But “Iron Man 3” manages to do what might have been impossible: Follow a blockbuster, multi-superhero movie with a story that’s smaller in scale and personal for its protagonists. But still loaded with action and humor.
Spoilers ahead, but I’ll warn you when we get to them.
As anyone bothering to read this knows, “Iron Man 3” finds Tony Stark suffering from PTSD after the events of “The Avengers.” Even as he is paralyzed by anxiety attacks, Stark tinkers with a new type of armor and confronts a new enemy, a TV-savvy terrorist known as the Mandarin.
Along the way, we find out about some of the people that pre-Iron Man Tony Stark met and abandoned along the way, as Stark finds that his past can come back to confront him as surely as an invading alien army.
Maybe there was a little too much effort to make “Iron Man 3” a stand-alone. There was a mention of SHIELD and, yes, I enjoyed the references to the events of “The Avengers.” But I think I wished for a little more Marvel movie universe continuity. The post-credits stinger was a pleasant exception, however, to the lack of shared Marvel movie goodness. I’ll get to that in a minute.

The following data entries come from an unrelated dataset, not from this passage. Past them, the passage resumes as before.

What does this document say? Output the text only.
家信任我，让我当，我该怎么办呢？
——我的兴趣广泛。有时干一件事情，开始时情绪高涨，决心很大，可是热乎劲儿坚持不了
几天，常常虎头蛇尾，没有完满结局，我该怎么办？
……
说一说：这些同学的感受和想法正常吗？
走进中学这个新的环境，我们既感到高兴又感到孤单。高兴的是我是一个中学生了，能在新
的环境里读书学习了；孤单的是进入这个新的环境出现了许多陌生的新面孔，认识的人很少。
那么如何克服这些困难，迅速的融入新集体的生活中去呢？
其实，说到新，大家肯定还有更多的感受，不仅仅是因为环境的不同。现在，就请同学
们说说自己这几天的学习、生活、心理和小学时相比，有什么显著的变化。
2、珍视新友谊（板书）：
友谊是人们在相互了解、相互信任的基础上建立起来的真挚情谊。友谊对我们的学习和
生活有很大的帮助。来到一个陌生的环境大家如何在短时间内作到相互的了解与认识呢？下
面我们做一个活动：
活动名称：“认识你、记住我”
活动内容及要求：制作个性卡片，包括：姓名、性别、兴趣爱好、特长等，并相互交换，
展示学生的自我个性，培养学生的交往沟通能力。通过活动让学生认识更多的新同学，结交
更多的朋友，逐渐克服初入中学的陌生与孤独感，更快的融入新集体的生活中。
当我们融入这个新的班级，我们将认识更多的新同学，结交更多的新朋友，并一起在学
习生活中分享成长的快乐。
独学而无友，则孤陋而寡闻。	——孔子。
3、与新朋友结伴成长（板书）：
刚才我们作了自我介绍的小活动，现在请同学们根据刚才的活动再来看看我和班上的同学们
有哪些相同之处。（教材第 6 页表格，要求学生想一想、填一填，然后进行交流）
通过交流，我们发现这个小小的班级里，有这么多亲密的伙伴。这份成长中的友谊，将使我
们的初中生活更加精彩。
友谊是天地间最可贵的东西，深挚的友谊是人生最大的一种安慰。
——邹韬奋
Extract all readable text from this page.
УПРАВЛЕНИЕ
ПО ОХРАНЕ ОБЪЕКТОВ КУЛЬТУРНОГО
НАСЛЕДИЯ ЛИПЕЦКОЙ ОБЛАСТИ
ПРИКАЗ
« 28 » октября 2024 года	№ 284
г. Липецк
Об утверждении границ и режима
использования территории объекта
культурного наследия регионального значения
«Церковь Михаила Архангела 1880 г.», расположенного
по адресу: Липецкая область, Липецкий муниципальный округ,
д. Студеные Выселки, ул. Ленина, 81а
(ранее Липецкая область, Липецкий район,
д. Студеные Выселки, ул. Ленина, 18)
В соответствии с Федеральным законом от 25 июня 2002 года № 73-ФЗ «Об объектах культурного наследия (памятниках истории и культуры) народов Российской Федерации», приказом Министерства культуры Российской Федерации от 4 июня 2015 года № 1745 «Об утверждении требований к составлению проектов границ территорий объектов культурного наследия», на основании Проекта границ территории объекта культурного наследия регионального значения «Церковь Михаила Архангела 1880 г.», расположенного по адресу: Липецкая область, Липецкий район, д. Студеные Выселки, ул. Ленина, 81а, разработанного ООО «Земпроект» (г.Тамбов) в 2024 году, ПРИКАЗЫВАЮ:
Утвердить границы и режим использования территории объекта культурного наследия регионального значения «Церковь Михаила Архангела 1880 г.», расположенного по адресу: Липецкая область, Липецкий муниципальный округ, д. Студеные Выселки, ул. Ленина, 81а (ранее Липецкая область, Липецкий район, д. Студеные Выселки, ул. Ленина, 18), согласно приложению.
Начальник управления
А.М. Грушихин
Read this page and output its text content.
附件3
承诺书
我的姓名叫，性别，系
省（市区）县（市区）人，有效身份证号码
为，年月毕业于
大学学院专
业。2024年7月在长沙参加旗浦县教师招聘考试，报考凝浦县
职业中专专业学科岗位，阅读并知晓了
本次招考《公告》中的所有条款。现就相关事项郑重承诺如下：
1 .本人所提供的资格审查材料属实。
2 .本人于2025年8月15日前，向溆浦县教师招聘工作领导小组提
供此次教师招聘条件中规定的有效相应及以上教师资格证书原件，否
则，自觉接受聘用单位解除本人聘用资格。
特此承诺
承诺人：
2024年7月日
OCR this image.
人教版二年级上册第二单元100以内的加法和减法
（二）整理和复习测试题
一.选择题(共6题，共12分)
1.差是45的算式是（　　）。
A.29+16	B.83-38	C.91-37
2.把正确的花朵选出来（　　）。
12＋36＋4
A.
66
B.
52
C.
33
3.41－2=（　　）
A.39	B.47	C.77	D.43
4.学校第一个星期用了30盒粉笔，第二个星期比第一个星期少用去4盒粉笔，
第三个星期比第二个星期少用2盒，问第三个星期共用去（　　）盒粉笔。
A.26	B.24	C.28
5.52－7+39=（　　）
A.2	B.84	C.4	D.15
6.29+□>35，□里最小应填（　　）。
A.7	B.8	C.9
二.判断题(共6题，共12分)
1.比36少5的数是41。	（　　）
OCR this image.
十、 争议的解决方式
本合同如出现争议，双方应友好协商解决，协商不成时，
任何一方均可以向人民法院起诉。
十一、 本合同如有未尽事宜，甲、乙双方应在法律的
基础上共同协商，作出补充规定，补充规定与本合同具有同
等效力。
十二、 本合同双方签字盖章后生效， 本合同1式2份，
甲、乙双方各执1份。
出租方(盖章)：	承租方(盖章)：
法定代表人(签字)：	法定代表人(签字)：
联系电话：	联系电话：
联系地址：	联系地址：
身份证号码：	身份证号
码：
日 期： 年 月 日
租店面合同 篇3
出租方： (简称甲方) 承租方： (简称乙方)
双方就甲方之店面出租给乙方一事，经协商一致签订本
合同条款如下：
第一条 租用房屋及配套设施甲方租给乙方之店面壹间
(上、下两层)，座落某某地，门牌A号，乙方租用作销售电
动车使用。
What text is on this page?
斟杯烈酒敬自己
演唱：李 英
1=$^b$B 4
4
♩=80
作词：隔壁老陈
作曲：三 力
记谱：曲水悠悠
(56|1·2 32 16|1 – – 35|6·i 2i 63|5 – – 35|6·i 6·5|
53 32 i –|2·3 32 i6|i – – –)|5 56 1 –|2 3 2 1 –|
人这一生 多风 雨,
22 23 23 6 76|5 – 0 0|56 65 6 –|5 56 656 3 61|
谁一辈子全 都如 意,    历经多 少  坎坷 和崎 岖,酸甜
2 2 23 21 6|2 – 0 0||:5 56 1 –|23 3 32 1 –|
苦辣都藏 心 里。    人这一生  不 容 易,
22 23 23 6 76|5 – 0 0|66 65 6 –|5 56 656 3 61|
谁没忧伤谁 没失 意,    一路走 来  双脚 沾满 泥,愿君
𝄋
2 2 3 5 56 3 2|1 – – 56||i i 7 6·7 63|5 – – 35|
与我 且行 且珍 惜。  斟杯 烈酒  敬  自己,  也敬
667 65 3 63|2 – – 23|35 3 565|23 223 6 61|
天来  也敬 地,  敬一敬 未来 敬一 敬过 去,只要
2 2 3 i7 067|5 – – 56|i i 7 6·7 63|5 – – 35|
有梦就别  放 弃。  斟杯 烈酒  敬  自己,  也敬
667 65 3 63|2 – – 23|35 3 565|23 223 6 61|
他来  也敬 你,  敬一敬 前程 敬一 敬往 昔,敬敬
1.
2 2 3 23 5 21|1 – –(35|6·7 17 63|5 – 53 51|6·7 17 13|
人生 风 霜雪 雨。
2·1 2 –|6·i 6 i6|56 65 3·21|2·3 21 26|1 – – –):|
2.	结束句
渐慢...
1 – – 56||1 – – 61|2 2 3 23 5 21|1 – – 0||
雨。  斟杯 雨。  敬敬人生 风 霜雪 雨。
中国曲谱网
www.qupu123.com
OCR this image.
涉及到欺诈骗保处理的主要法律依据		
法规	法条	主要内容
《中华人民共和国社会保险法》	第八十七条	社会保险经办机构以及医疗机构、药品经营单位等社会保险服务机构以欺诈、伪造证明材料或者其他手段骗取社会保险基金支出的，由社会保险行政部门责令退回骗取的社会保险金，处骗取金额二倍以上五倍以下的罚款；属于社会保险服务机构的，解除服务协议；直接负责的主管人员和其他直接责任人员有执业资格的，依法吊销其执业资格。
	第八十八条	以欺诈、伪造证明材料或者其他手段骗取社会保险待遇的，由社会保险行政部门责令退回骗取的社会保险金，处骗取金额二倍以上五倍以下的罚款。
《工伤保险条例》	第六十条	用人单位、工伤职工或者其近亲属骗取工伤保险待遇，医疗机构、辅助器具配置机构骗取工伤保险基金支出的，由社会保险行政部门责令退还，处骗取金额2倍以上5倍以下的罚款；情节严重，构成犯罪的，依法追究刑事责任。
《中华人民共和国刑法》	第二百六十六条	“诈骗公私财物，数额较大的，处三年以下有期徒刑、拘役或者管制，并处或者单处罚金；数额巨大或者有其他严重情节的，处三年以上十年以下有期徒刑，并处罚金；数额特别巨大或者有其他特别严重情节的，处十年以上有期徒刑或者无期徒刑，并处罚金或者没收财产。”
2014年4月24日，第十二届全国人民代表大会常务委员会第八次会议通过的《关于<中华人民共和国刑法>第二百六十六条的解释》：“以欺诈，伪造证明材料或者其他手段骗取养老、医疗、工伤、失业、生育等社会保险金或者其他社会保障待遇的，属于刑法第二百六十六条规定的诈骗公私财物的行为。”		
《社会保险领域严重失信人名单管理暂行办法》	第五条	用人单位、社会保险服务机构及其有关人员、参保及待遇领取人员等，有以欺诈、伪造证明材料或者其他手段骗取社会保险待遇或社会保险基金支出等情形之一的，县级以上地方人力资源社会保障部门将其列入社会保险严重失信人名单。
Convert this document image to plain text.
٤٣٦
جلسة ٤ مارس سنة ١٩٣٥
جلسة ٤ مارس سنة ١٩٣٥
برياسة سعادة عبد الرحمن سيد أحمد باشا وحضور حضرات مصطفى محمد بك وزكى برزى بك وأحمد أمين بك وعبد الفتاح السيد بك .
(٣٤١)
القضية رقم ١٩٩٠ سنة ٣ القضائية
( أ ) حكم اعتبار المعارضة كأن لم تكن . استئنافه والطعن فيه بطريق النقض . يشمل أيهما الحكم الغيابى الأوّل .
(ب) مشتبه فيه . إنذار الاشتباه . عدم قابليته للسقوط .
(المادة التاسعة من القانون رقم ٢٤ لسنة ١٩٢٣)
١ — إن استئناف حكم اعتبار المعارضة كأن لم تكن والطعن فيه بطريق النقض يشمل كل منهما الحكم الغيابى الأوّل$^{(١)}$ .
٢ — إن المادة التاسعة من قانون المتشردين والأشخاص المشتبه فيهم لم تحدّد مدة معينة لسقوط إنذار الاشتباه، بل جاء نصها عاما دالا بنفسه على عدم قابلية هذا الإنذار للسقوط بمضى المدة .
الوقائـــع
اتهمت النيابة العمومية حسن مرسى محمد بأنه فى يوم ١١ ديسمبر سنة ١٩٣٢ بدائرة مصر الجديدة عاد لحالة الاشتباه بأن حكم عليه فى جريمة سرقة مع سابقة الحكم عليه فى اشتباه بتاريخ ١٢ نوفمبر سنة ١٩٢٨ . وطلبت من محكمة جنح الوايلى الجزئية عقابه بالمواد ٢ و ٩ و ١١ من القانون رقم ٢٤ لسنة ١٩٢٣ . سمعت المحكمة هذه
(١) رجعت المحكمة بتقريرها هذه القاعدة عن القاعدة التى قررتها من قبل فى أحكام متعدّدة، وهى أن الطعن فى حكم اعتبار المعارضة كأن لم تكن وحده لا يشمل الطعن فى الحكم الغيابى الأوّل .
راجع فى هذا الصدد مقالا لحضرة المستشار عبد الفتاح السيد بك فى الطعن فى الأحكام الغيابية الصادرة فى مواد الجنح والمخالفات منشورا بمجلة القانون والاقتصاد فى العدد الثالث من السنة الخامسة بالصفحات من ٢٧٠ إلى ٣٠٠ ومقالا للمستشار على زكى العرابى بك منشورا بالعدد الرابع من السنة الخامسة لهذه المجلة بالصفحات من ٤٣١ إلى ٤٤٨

Some fans have expressed surprise at the way the movie depicts Mandarin, Iron Man’s best-known enemy from the comics, here played by Ben Kingsley. I don’t have any qualms about the turns of the plot. The comics were the comics and the movie is the movie.
In addition to the new players, Tony’s supporting characters are all here and, for the most part, get good roles. Don Cheadle, who joined the series in “Iron Man 2” as Tony’s longtime friend James Rhodes – known as the armored hero War Machine – has what’s probably the meatiest role. Co-writer/director Shane Black – who wrote the classic action movie “Lethal Weapon,” turns a couple of sequences into a “buddy cop” movie, notably later sequences with Tony and Rhodey out of armor but still taking on the bad guys.
And there’s a lengthy and greatly enjoyable sequence in the middle of the movie when Tony teams up with a youngster played to great effect by young actor Ty Simpkins. Tony’s caustic treatment of the boy more than offsets any hint of treacle.
Random observations:
The movie did fool me (spoiler here) about the fate of Pepper Potts. For a little while.
The end credits, with scenes from all three movies set to a hard-driving tune, seem like the credits for some forgotten 70s “Iron Man” TV show.
And here’s the end-credits spoiler if you haven’t seen the movie yet: Mark Ruffalo does indeed show up as Bruce Banner. It turns out that Tony’s recounting of events that frames the movie is for the benefit of Bruce Banner. The comrades-in-science left together at the end of last year’s “The Avengers” and fans have been wanting more of the pairing. As post-credits stingers go, it was the rare instance that didn’t advance the story toward the next Marvel movie but established, like Marvel Comics always did, that this is a shared Marvel universe.
Related observation: For a comic book fan all grown up, seeing trailers for movies featuring Thor, Wolverine and Superman before an Iron Man movie is more than a little mind-boggling.
In some ways, “Iron Man 3” feels like the finale of the series. It is, in reality, the first movie in Marvel’s planned Phase 2, a series that culminates in the “Avengers” sequel in 2015. There’s a sense of finality about the movie however. If this was the last “Iron Man” movie or the last featuring Downey, it wouldn’t be a bad exit.